Paul shook his head. He looked dead in Bashir’s eyes and said, “These prisoners are under my care, custody, and control. You will not kill them.” Bashir’s prominent eyebrows came together; his swarthy face paled. This battlefield confrontation was not on Paul’s to-do list for the day, but here it was. What made the brewing argument harder was that he could see where Bashir was coming from, in spades.
The dissidents were bad juju. They had killed, blown up, and generally terrorized this valley for years. They were nihilists who delighted in death and destruction. They followed many beliefs: neocommunism, fascism, jihad—you name the poisonous idea from Old Earth’s deep well of bad ideas. All dissidents had one trait in common however. They wanted to cut Earth’s apron strings, to be free to screw up new worlds without Earth’s ideals (or jaded, decadent paternalism, depending on your point of view). The forces existed to stop the dissidents and to provide for a common defense against all threats, even the pie-in-the-sky threat of intelligent-life contact.

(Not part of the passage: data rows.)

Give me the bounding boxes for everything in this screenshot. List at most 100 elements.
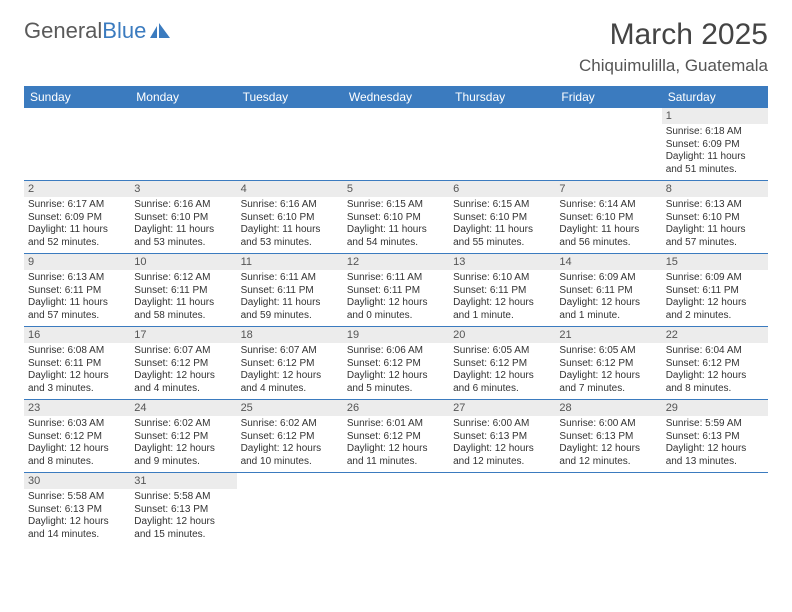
daylight-text: Daylight: 11 hours and 53 minutes. (241, 224, 339, 249)
day-body: Sunrise: 6:13 AMSunset: 6:11 PMDaylight:… (24, 270, 130, 326)
calendar-cell: 16Sunrise: 6:08 AMSunset: 6:11 PMDayligh… (24, 327, 130, 400)
sunset-text: Sunset: 6:13 PM (134, 504, 232, 517)
calendar-cell: 19Sunrise: 6:06 AMSunset: 6:12 PMDayligh… (343, 327, 449, 400)
day-body: Sunrise: 6:09 AMSunset: 6:11 PMDaylight:… (662, 270, 768, 326)
day-number: 3 (130, 181, 236, 197)
day-number: 27 (449, 400, 555, 416)
calendar-table: SundayMondayTuesdayWednesdayThursdayFrid… (24, 86, 768, 545)
day-number: 1 (662, 108, 768, 124)
calendar-cell: 31Sunrise: 5:58 AMSunset: 6:13 PMDayligh… (130, 473, 236, 546)
calendar-cell: 4 Sunrise: 6:16 AMSunset: 6:10 PMDaylight… (237, 181, 343, 254)
sunset-text: Sunset: 6:11 PM (559, 285, 657, 298)
sunset-text: Sunset: 6:11 PM (453, 285, 551, 298)
day-number: 21 (555, 327, 661, 343)
day-body: Sunrise: 6:13 AMSunset: 6:10 PMDaylight:… (662, 197, 768, 253)
day-number: 22 (662, 327, 768, 343)
calendar-cell: 29Sunrise: 5:59 AMSunset: 6:13 PMDayligh… (662, 400, 768, 473)
sunset-text: Sunset: 6:10 PM (241, 212, 339, 225)
sunset-text: Sunset: 6:13 PM (666, 431, 764, 444)
daylight-text: Daylight: 12 hours and 8 minutes. (28, 443, 126, 468)
daylight-text: Daylight: 11 hours and 52 minutes. (28, 224, 126, 249)
day-number: 15 (662, 254, 768, 270)
calendar-week: 2Sunrise: 6:17 AMSunset: 6:09 PMDaylight… (24, 181, 768, 254)
day-body: Sunrise: 6:08 AMSunset: 6:11 PMDaylight:… (24, 343, 130, 399)
day-body: Sunrise: 6:14 AMSunset: 6:10 PMDaylight:… (555, 197, 661, 253)
sunset-text: Sunset: 6:12 PM (241, 431, 339, 444)
calendar-cell: 12Sunrise: 6:11 AMSunset: 6:11 PMDayligh… (343, 254, 449, 327)
calendar-week: 16Sunrise: 6:08 AMSunset: 6:11 PMDayligh… (24, 327, 768, 400)
daylight-text: Daylight: 12 hours and 12 minutes. (453, 443, 551, 468)
calendar-week: 30Sunrise: 5:58 AMSunset: 6:13 PMDayligh… (24, 473, 768, 546)
calendar-cell: 2Sunrise: 6:17 AMSunset: 6:09 PMDaylight… (24, 181, 130, 254)
day-header: Tuesday (237, 86, 343, 108)
day-body: Sunrise: 6:00 AMSunset: 6:13 PMDaylight:… (555, 416, 661, 472)
day-body: Sunrise: 6:11 AMSunset: 6:11 PMDaylight:… (343, 270, 449, 326)
day-number: 4 (237, 181, 343, 197)
sunrise-text: Sunrise: 6:00 AM (559, 418, 657, 431)
day-body: Sunrise: 5:58 AMSunset: 6:13 PMDaylight:… (24, 489, 130, 545)
day-header: Wednesday (343, 86, 449, 108)
sunset-text: Sunset: 6:12 PM (28, 431, 126, 444)
daylight-text: Daylight: 12 hours and 1 minute. (559, 297, 657, 322)
sunrise-text: Sunrise: 5:59 AM (666, 418, 764, 431)
calendar-cell: 18Sunrise: 6:07 AMSunset: 6:12 PMDayligh… (237, 327, 343, 400)
day-number: 5 (343, 181, 449, 197)
day-number: 31 (130, 473, 236, 489)
calendar-cell (449, 108, 555, 181)
sunset-text: Sunset: 6:10 PM (559, 212, 657, 225)
day-body: Sunrise: 6:07 AMSunset: 6:12 PMDaylight:… (237, 343, 343, 399)
sunset-text: Sunset: 6:12 PM (134, 431, 232, 444)
sunrise-text: Sunrise: 6:06 AM (347, 345, 445, 358)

The sharp end of the force, as in all armies, was the infantry, armored or not. And the tool of the force infantry was the armored suit and the mil-grade halos that linked the line troopers. Right now, the colonel was watching the brewing confrontation between Paul and Bashir while cocooned in his suit on the ridge, and he was not pleased.
The colonel spoke through Paul’s halo. “Get Bashir’s men to stop looting and let the provincial police into the village. And keep those prisoners alive until the PP takes them into custody.” He was pissed; Paul could tell. He could almost feel the bad vibes through the contact plate in his helmet.
It was time to tell Bashir how it was going to be—Bashir couldn’t hear t
he colonel, of course. The halo in Paul’s helmet transmitted the colonel’s voice directly into his brain through the contact mounted in the cushioning pad on his head. In an earlier era, they had locked people up for hearing voices in their heads. Now, the halo made hearing the disconnected voices of others routine.
If desired, the halo could bring up a visual of the colonel, a chemical analysis of the stench coming from the burning man/bush combination two meters away, or Z-man’s vitals and exact coordinates. But Paul didn’t need the visual distractions now—he had a pissed off extraterrestrial Pashtun on his hands and two still-living prisoners to protect.
Paul looked directly at Bashir. Something electric passed between them, not electric as in here come the fiddles and wine, but electric as in grabbing ahold of a cattle fence. “Bashir, you need to get your men under control and stop pissing around in the village. I will deal with these wounded men here.” Paul’s tone was flat and brooked no argument. Bashir just looked at Paul as if he was something to clean off of his knife. His face was as pale as a china cup.
It was another day in the forces. Paul was a long way from the stars that had shown over his cradle, his mother, and her lullabies.
Hopefield, Ohio, was a good place to grow up. Crime was low, as it was everywhere in the federation. The restless youth signed up to go off-world as either settlers, soldiers, or sailors. There wasn’t much cause for those that remained to go around kicking up fusses. The people who remained generally had it good. Conversely, some who remained didn’t have the ambition to tie their own shoes. There was no financial impediment to getting on a ship, what with the indenture clause and all.
Earth had known relative peace for centuries, ever since humanity could dump its teeming population into the stars. Of course, it had helped that the almost third world war in the 2040s had collectively scared the pants off of everyone. Nothing like watching most of the Middle East and a couple of other places dissolve into nuclear fire to wake up everyone else. The brief war had been “pour encourager les autres” on a global scale.